福井地震断層トレースとほぼ一致する反射測線2,000m付近の位置に断層が分布し、第四紀層には累積性を示唆する撓曲構造が認められた。また、それより東側の反射測線3,200m付近にも新第三系の上面に約50m程度の食い違いや第四紀層に撓曲構造が認められ、断層が推定された。反射測線2,000〜3,200m区間は福井地震時に噴砂や地割れが集中した範囲に一致し、これらの断層が福井地震に密接に関係しているものと考えられる。

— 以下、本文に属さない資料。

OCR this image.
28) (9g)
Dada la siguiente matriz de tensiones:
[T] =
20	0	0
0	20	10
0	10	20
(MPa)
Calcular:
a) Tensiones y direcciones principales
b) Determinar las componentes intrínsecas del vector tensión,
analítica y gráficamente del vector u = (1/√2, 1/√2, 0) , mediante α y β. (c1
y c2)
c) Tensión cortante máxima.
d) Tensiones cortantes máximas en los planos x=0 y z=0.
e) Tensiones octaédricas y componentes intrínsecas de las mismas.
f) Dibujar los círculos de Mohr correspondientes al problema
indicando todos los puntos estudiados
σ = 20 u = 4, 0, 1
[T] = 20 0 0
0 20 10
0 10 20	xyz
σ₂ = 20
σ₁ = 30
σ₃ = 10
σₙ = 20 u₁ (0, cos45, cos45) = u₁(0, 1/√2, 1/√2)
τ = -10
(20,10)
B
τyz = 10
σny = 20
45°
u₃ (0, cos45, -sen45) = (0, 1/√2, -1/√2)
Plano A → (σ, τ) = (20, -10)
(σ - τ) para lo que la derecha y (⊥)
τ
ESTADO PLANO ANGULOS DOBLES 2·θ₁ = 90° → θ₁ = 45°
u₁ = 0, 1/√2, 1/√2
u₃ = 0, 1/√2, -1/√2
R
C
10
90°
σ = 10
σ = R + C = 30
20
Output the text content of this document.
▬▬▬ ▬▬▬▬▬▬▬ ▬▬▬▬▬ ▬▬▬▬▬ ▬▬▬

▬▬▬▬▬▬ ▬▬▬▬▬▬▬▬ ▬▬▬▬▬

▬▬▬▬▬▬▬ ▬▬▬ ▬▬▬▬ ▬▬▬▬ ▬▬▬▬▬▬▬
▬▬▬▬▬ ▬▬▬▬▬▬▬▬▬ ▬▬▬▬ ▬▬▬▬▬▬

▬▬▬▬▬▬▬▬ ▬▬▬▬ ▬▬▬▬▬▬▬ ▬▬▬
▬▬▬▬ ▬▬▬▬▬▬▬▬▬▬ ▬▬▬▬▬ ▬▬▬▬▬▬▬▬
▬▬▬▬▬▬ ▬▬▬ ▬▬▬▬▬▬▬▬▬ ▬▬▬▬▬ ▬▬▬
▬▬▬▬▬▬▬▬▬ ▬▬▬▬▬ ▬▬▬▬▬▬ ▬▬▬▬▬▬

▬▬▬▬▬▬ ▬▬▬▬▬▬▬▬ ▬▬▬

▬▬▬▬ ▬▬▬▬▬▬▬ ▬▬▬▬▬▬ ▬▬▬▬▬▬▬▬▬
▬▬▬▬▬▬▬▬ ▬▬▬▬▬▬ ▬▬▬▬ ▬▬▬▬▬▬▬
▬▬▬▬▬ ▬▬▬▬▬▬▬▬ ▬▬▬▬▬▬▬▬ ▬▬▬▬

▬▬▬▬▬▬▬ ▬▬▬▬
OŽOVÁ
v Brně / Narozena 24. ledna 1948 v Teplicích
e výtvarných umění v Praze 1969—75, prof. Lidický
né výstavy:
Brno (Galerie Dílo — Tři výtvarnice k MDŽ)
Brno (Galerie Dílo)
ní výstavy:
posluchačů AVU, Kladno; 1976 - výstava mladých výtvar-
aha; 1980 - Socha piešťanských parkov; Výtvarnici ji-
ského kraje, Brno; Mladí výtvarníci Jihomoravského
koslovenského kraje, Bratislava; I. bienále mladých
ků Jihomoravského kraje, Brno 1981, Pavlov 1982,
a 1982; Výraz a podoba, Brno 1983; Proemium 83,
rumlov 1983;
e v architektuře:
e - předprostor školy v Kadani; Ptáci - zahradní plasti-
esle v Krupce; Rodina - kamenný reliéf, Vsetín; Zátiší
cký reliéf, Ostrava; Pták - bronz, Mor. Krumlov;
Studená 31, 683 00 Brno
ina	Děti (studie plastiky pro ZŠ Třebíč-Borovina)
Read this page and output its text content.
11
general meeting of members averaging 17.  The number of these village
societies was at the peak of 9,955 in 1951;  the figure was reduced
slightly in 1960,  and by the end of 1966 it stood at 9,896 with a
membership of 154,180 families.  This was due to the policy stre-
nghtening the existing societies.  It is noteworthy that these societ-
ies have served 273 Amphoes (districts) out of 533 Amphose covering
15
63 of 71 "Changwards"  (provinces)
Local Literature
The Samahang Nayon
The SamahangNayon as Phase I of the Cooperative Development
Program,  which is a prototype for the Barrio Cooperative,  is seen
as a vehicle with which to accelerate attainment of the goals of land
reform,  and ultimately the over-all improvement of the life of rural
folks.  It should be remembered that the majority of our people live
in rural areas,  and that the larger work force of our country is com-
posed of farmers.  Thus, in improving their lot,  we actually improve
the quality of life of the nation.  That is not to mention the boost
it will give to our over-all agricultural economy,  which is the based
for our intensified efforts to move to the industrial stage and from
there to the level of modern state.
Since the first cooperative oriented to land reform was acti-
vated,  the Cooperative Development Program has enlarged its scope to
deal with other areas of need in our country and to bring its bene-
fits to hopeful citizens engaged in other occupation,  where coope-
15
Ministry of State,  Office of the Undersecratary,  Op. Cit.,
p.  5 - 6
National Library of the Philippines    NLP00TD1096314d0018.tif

天池ほか(1984)によれば、福井地震断層トレース位置にほぼ一致する田島川の直下に数十m〜最大150〜200mに達する新第三系の上面の食い違いを推定しているが、今回得られた結果では200mにも達する食い違いは認められない。今回の成果は、井上ほか(1996)による200mに及ぶ地層の食い違いは認められないとされている結果と整合的である。

また、福井東側地震断層断層トレースにほぼ一致する位置(反射測線5,200m付近)に断層が認められた。断層が認められた位置では、新第三系の上面に最大約70mの東側隆起の食い違いが認められ、第四紀層も地下浅部まで変位・変形が及んでいるようである。